Poem-A-Week
Atypical
by Elizabeth Sigmon
Maybe everyone knows,
maybe everyone has always known
about the ache you feel
from the stares of children
as you stood in the corner
playing ball with the wall
and the wall kept winning.
It will remain long after you’ve left
those haunted fluorescent halls
that smirked at you every weekday morning
as you run into the wall for the fifteenth time
while your head was in the clouds
your eyes glued to your feet.
You leave that place behind,
lock it in a dark closet inside your mind
you hope you’ll never be able to find
so you will never have to feel that ache again.
But you do every time a friend
notices your floppy hands for the first time,
your impulse to touch everything in sight,
concrete textured walls and their holes
that beam so bright
and how you can never walk in a straight line.
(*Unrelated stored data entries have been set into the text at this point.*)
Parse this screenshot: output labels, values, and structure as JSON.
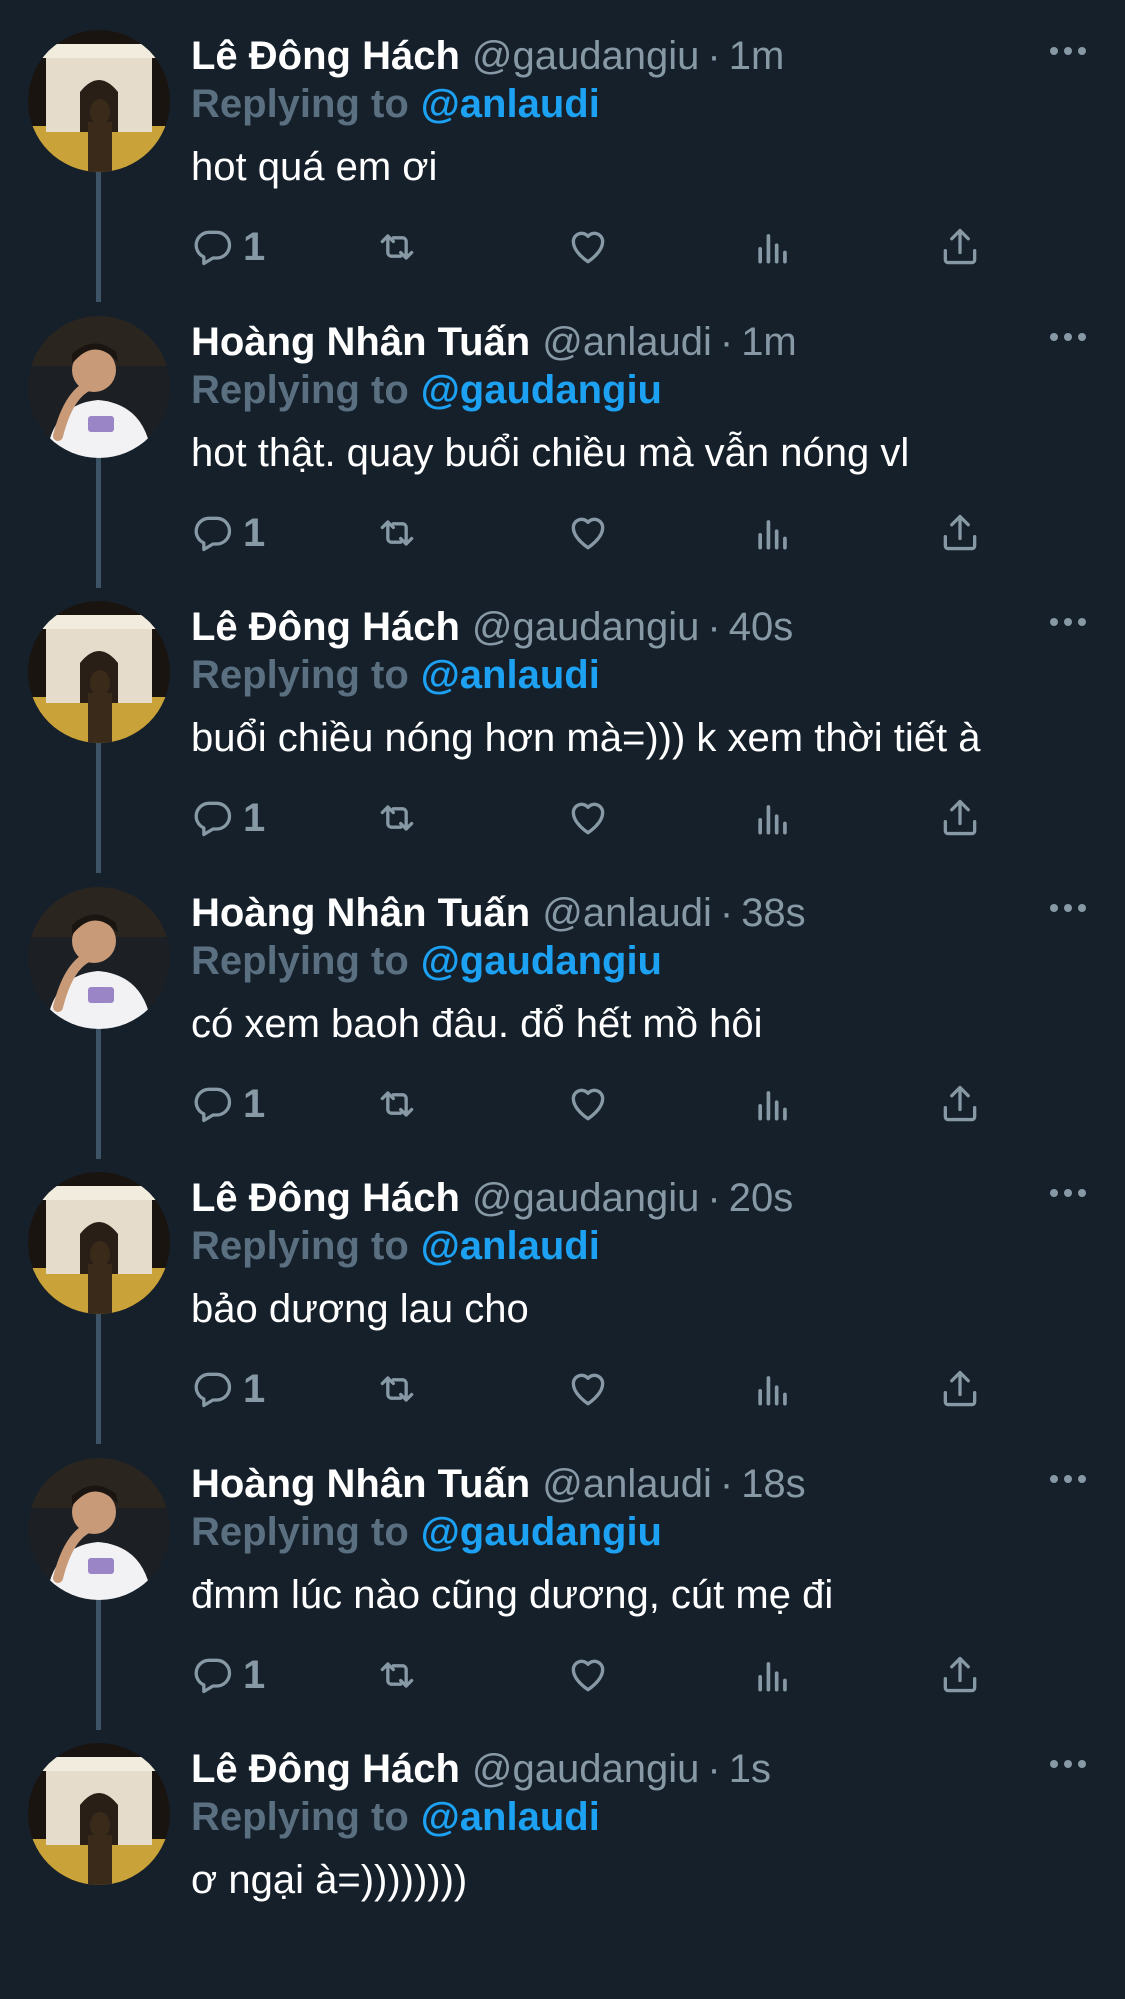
{
  "colors": {
    "background": "#15202b",
    "name": "#ffffff",
    "meta": "#8899a6",
    "replying_prefix": "#5a6f80",
    "link": "#1da1f2",
    "thread_line": "#3d5466"
  },
  "tweets": [
    {
      "avatar": "avatar-arch",
      "name": "Lê Đông Hách",
      "handle": "@gaudangiu",
      "dot": "·",
      "time": "1m",
      "reply_prefix": "Replying to",
      "reply_to": "@anlaudi",
      "text": "hot quá em ơi",
      "reply_count": "1"
    },
    {
      "avatar": "avatar-person",
      "name": "Hoàng Nhân Tuấn",
      "handle": "@anlaudi",
      "dot": "·",
      "time": "1m",
      "reply_prefix": "Replying to",
      "reply_to": "@gaudangiu",
      "text": "hot thật. quay buổi chiều mà vẫn nóng vl",
      "reply_count": "1"
    },
    {
      "avatar": "avatar-arch",
      "name": "Lê Đông Hách",
      "handle": "@gaudangiu",
      "dot": "·",
      "time": "40s",
      "reply_prefix": "Replying to",
      "reply_to": "@anlaudi",
      "text": "buổi chiều nóng hơn mà=))) k xem thời tiết à",
      "reply_count": "1"
    },
    {
      "avatar": "avatar-person",
      "name": "Hoàng Nhân Tuấn",
      "handle": "@anlaudi",
      "dot": "·",
      "time": "38s",
      "reply_prefix": "Replying to",
      "reply_to": "@gaudangiu",
      "text": "có xem baoh đâu. đổ hết mồ hôi",
      "reply_count": "1"
    },
    {
      "avatar": "avatar-arch",
      "name": "Lê Đông Hách",
      "handle": "@gaudangiu",
      "dot": "·",
      "time": "20s",
      "reply_prefix": "Replying to",
      "reply_to": "@anlaudi",
      "text": "bảo dương lau cho",
      "reply_count": "1"
    },
    {
      "avatar": "avatar-person",
      "name": "Hoàng Nhân Tuấn",
      "handle": "@anlaudi",
      "dot": "·",
      "time": "18s",
      "reply_prefix": "Replying to",
      "reply_to": "@gaudangiu",
      "text": "đmm lúc nào cũng dương, cút mẹ đi",
      "reply_count": "1"
    },
    {
      "avatar": "avatar-arch",
      "name": "Lê Đông Hách",
      "handle": "@gaudangiu",
      "dot": "·",
      "time": "1s",
      "reply_prefix": "Replying to",
      "reply_to": "@anlaudi",
      "text": "ơ ngại à=))))))))",
      "reply_count": ""
    }
  ]
}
The ache comes back to remind you
that there are some things
you simply can’t outgrow.
Elizabeth Sigmon (she/her) is a poet originally from Atlanta, Georgia. She is a senior at Young Harris College (’22), where she is obtaining her B.A. in Creative Writing and a minor in music. She is currently the Editor-in-Chief for the student literary magazine, Artemas and has previously been published in local publications such as Peachtree Corners Life magazine. She is currently working to finish her degree with ambitions to go to graduate school to complete her Masters in Creative Writing.